Podcasts of the Week: fun factoids, bad films, spoof crimes

How to Save a Planet is a bit different to other climate-themed podcasts

Dr Ayana Elizabeth Thompson (Image by Jeremy McKane)
(Image credit: Jeremy McKane)

There is no shortage of climate-themed podcasts “howling about the terrible state of things”, said Fiona Sturges in the FT. How to Save a Planet – an impressive new series from Gimlet and Spotify – is a bit different, because its approach is “deliberately optimistic”. In each episode, Dr Ayana Elizabeth Johnson, a marine biologist and self-anointed “policy nerd”, and journalist Alex Blumberg explore different initiatives and inventions that could stave off ecological catastrophe. The second episode, for example, looks at how a town in Massachusetts that was once economically dependent on the local coal-fired power station survived and prospered after blowing it up and embracing wind power. “This is not a sexy subject, but it is brought to life as a tale of conflict, money and nimbyism.” The focus is on “storytelling, rather than proselytising, and on highlighting viable solutions. On that front, it’s a breath of fresh air.”

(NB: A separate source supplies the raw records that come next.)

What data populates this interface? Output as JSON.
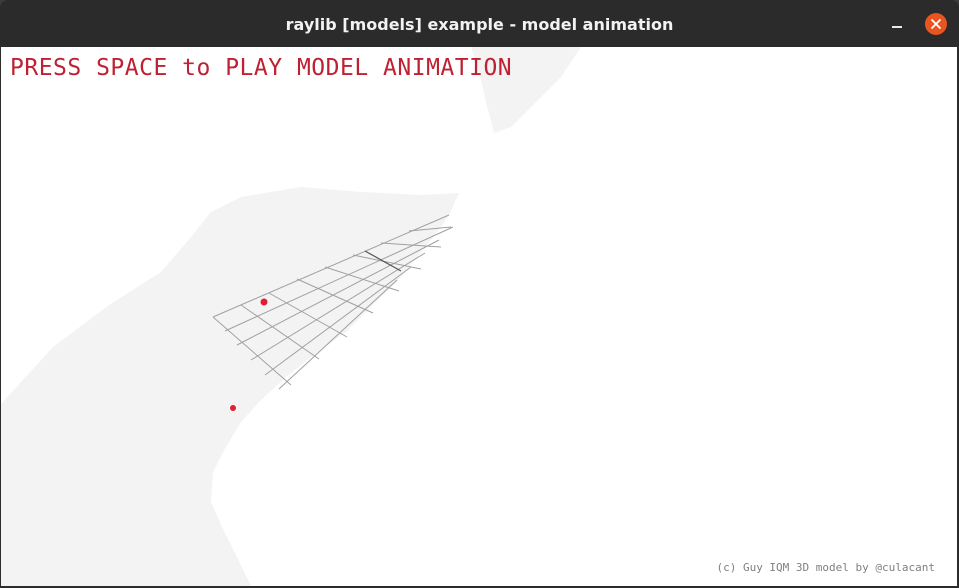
{
  "window": {
    "title": "raylib [models] example - model animation",
    "minimize_icon": "minimize-icon",
    "close_icon": "close-icon",
    "accent_color": "#e95420"
  },
  "viewport": {
    "instruction": "PRESS SPACE to PLAY MODEL ANIMATION",
    "instruction_color": "#be2133",
    "credits": "(c) Guy IQM 3D model by @culacant",
    "background_color": "#ffffff",
    "model_color": "#f3f3f3",
    "grid_color": "#9a9a9a",
    "point_color": "#e02030"
  }
}
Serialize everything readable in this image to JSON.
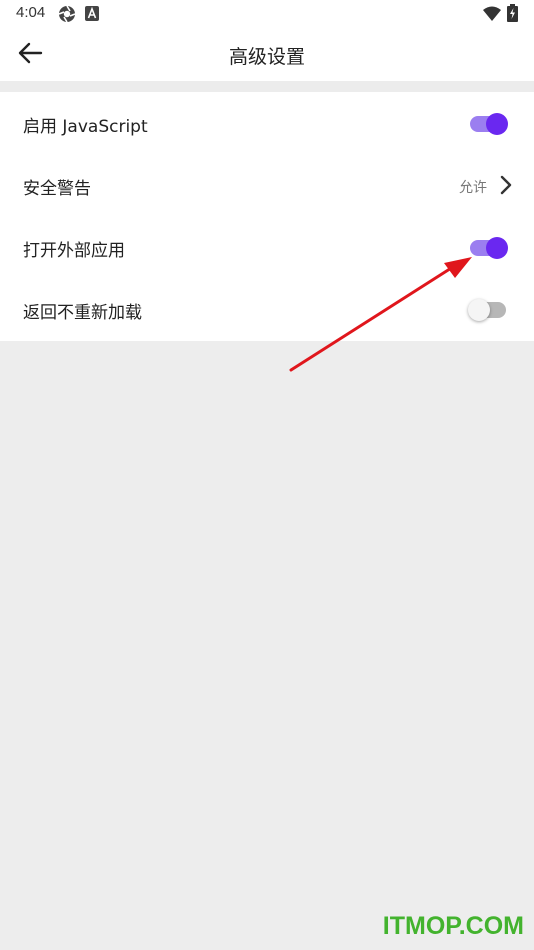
{
  "status_bar": {
    "time": "4:04",
    "icons": [
      "aperture-icon",
      "a-badge-icon",
      "wifi-icon",
      "battery-icon"
    ]
  },
  "app_bar": {
    "title": "高级设置",
    "back_icon": "arrow-left-icon"
  },
  "settings": [
    {
      "label": "启用 JavaScript",
      "control": "toggle",
      "on": true
    },
    {
      "label": "安全警告",
      "control": "link",
      "value": "允许"
    },
    {
      "label": "打开外部应用",
      "control": "toggle",
      "on": true
    },
    {
      "label": "返回不重新加载",
      "control": "toggle",
      "on": false
    }
  ],
  "colors": {
    "accent": "#6a28f0",
    "accent_track": "#9b7ef0",
    "off_track": "#b7b7b7",
    "background": "#ededed",
    "annotation_arrow": "#e0161c",
    "watermark": "#43b32e"
  },
  "watermark": "ITMOP.COM"
}
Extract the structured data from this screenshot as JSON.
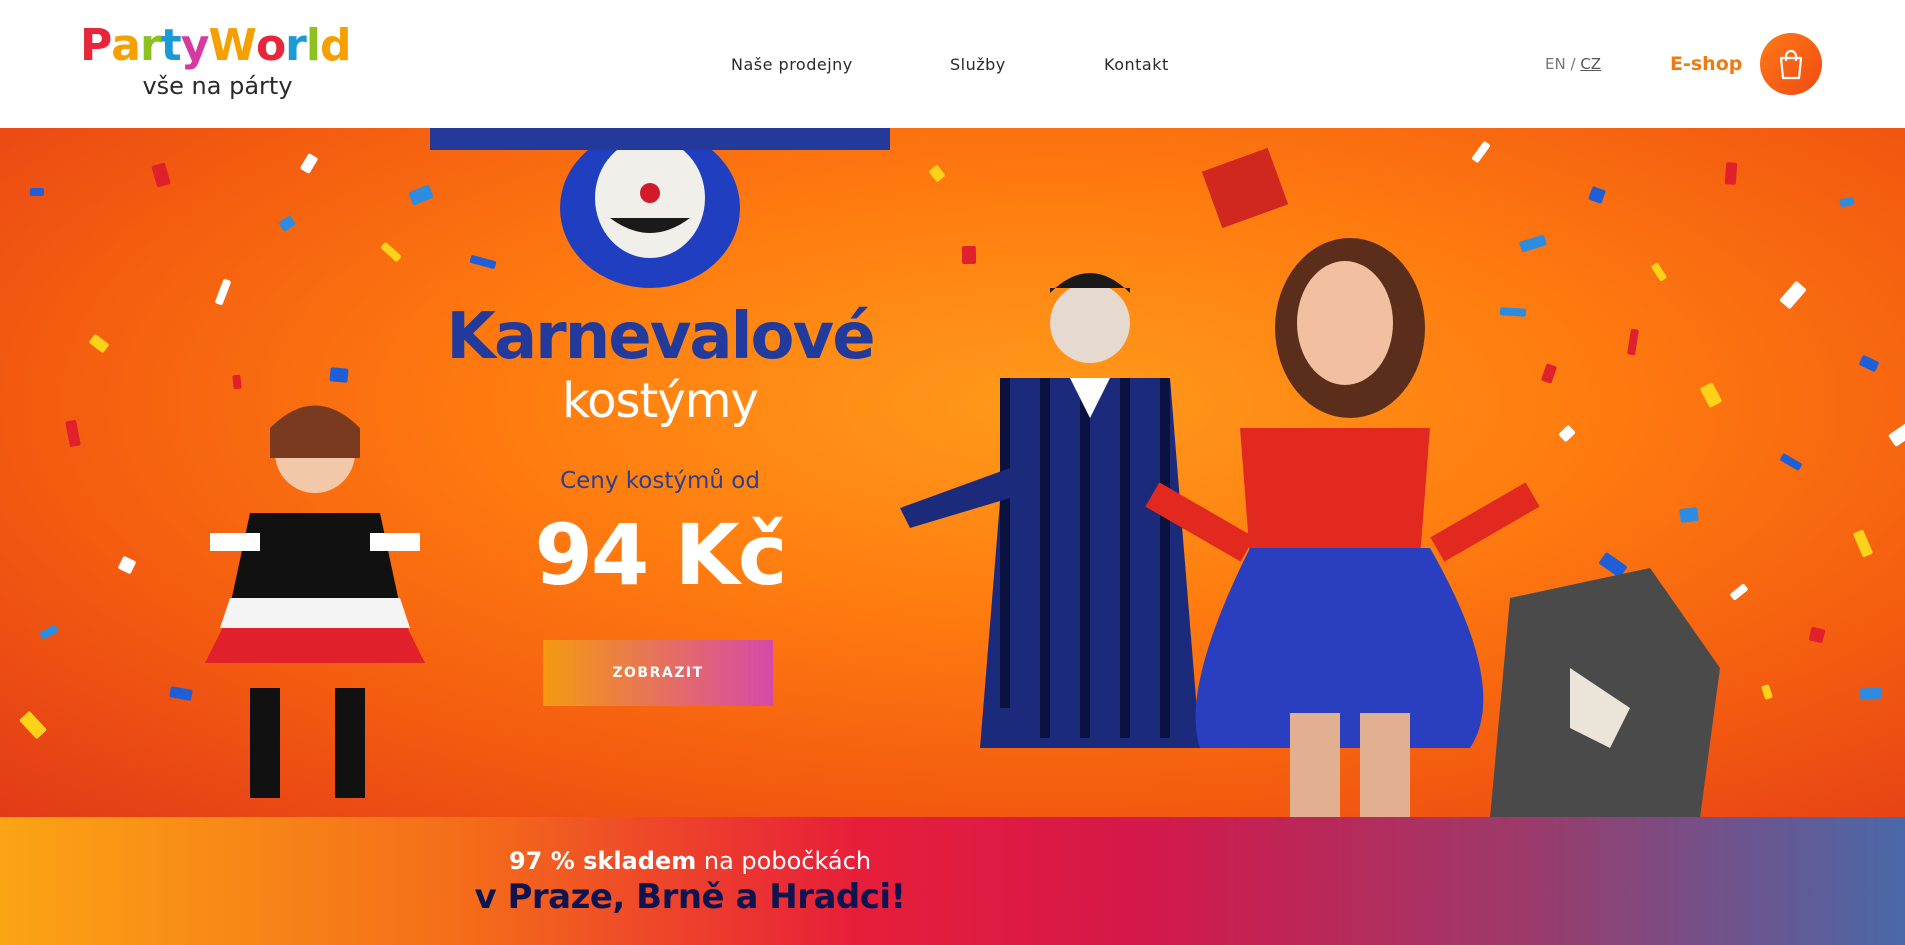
{
  "header": {
    "logo": {
      "word_parts": [
        "Party",
        "World"
      ],
      "tagline": "vše na párty"
    },
    "nav": [
      "Naše prodejny",
      "Služby",
      "Kontakt"
    ],
    "lang": {
      "en": "EN",
      "sep": "/",
      "cz": "CZ"
    },
    "eshop": "E-shop",
    "cart_icon": "shopping-bag-icon"
  },
  "hero": {
    "title": "Karnevalové",
    "subtitle": "kostýmy",
    "price_label": "Ceny kostýmů od",
    "price": "94 Kč",
    "button": "ZOBRAZIT"
  },
  "band": {
    "line1_bold": "97 % skladem",
    "line1_rest": " na pobočkách",
    "line2": "v Praze, Brně a Hradci!"
  },
  "colors": {
    "accent_orange": "#f07a10",
    "title_blue": "#213a9c",
    "band_text": "#0e1450"
  }
}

The pandemic has inspired all manner of podcasts over recent months – but surely none more silly (in a good way) than the new series of The Worst Idea of All Time, said Hannah Verdier in The Guardian. It involves two New Zealand comics, Guy Montgomery and Tim Batt, watching and reviewing the same atrocious film together every week for a year. Previous series have centred on Grown Ups 2 and Sex and the City 2. After a four-year break from the show, they spent lockdown watching Home Alone 3 every three days – and are “still stuck”. It sounds nuts, but it’s very funny. Then there is A Very Fatal Murder, The Onion’s spoof “true-crime” podcast, which brilliantly lampoons the “hot dead white girl” trope. When a teenage girl is murdered in the town of Bluff Springs, the police draw a blank, and it’s up to Onion Public Radio’s David Pascall to investigate. “Plinky-plonk piano, 911 calls and fast-talking waitresses blend with a big dose of absurdity.”